The superjumbos were all flown to the USA for storage, with some residing in Qantas' A380 hangar at LAX while most were mothballed at the Victorville Southern California Logistics Airport, with arid conditions and specialised care protecting them against deterioration until high demand for international travel returned.
“The A380s have to remain on the ground for at least three years until we see those international volumes brought back,” Joyce said at the time.
One member of the fleet was already in Airbus’ Dresden facility in Germany being upgraded as part of a multi-million dollar modernisation program, and flew straight into deep storage at Victorville.
“There’s an aircraft that has plastic on brand new seats that came directly from Germany into the Mojave Desert,” Joyce recounted.
“We don’t think demand will get back to 2019 levels until 2024,” Joyce said, “and that’s why we’re assuming the A380s are going to be parked in the desert for those three years... and if we’re wrong and demand is a lot better than we expect, we can reactive the A380s within 3-6 months.”
In this instance, Joyce was more than happy to be wrong – the first A380 flew back home at the end of 2021, and more qere quickly assigned to the flagship Sydney-London and Sydney-Los Angeles routes,
“These were key markets for Qantas before Covid, and given how well they have recovered, we expect travel demand on these routes to be strong enough for the A380,” Joyce predicted.
The returning A380s are being upgraded with the airline’s latest business class and premium economy seats – using the same designs as the Boeing 787-9 Dreamliners – along with two premium lounges on the upper deck and a refresh of the first class suites.
“But we won’t get all 10 of them back until well into 2024,” Joyce predicted, owing to the complexities of awakening a sleeping superjumbo.
“Just to wake up an A38O is 4,500 hours, or two months, of manpower,” Joyce has noted. “That’s 10 engineers working for two months in the Mojave Desert – for one plane.”
“They replace all 22 wheels, all 16 brakes, get rid of all of the oxygen cylinders and fire extinguishers.”
“The aircraft is put up on jacks in the middle of the desert.
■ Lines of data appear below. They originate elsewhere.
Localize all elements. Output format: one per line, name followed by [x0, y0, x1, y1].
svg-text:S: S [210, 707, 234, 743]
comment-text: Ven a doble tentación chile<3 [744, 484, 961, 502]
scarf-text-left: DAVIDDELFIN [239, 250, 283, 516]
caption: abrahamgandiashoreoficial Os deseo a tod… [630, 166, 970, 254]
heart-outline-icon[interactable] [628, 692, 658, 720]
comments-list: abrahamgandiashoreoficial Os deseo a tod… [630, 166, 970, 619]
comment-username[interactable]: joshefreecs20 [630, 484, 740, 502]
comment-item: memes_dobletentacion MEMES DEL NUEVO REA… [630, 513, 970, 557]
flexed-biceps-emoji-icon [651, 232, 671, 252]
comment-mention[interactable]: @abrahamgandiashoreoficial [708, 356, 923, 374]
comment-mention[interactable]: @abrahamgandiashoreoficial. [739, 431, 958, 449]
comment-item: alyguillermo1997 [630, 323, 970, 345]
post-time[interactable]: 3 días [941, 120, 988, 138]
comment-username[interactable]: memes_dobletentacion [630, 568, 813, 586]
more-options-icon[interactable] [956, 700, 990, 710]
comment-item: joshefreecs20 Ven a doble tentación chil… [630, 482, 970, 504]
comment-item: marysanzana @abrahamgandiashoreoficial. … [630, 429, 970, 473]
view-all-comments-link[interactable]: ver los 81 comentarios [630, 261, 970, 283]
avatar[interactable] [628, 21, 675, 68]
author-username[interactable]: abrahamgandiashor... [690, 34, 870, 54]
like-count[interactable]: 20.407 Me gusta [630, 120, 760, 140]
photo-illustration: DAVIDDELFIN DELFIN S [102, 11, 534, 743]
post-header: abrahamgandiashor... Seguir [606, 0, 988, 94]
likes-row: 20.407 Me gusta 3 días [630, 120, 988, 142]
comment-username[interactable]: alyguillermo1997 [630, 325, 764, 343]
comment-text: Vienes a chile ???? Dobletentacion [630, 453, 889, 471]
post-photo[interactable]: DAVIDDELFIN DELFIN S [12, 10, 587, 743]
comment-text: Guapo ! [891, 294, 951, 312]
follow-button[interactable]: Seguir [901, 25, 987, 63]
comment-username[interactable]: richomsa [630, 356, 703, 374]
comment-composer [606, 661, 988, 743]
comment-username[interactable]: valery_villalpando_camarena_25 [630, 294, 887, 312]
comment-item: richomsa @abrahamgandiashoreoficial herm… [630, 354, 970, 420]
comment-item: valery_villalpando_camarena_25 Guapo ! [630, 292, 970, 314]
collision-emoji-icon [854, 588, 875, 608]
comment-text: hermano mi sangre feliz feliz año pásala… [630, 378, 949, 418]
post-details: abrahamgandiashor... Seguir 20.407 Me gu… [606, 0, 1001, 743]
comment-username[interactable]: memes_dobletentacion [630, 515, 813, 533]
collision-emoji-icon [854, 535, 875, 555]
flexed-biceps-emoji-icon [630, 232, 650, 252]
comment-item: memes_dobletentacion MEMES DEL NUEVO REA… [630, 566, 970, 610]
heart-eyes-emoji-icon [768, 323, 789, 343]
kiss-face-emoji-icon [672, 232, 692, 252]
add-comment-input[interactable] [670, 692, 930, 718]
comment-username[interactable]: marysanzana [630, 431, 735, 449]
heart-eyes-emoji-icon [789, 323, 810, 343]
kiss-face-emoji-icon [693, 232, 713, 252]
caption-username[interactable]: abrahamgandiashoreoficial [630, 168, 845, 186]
Its gear is tested, the aircraft’s engines are run in the desert to make sure that they're all functioning. That’s just to get out of the desert to Los Angeles or to another maintenance facility.”
“When the aircraft’s flown out, most of the aircraft then go through 100 days of maintenance on top of that.”
However, that’s where Qantas drew a line under its superjumbo fleet, with two A380s being retired “because they will be surplus to requirements.”
But those ten remaining superjumbos became super cash machines after the airline slashed their book value in mid-2020.
“We took a substantial write-down on the A380s in June 2020, our current written-down value is $490 million,” Qantas CFO and incoming CEO Vanessa Hudson told Executive Traveller in early 2021.
“Customers love the A380, and it also serves routes that have slot constraints, so flying an aircraft with a bigger capacity delivers significant cash for the group.”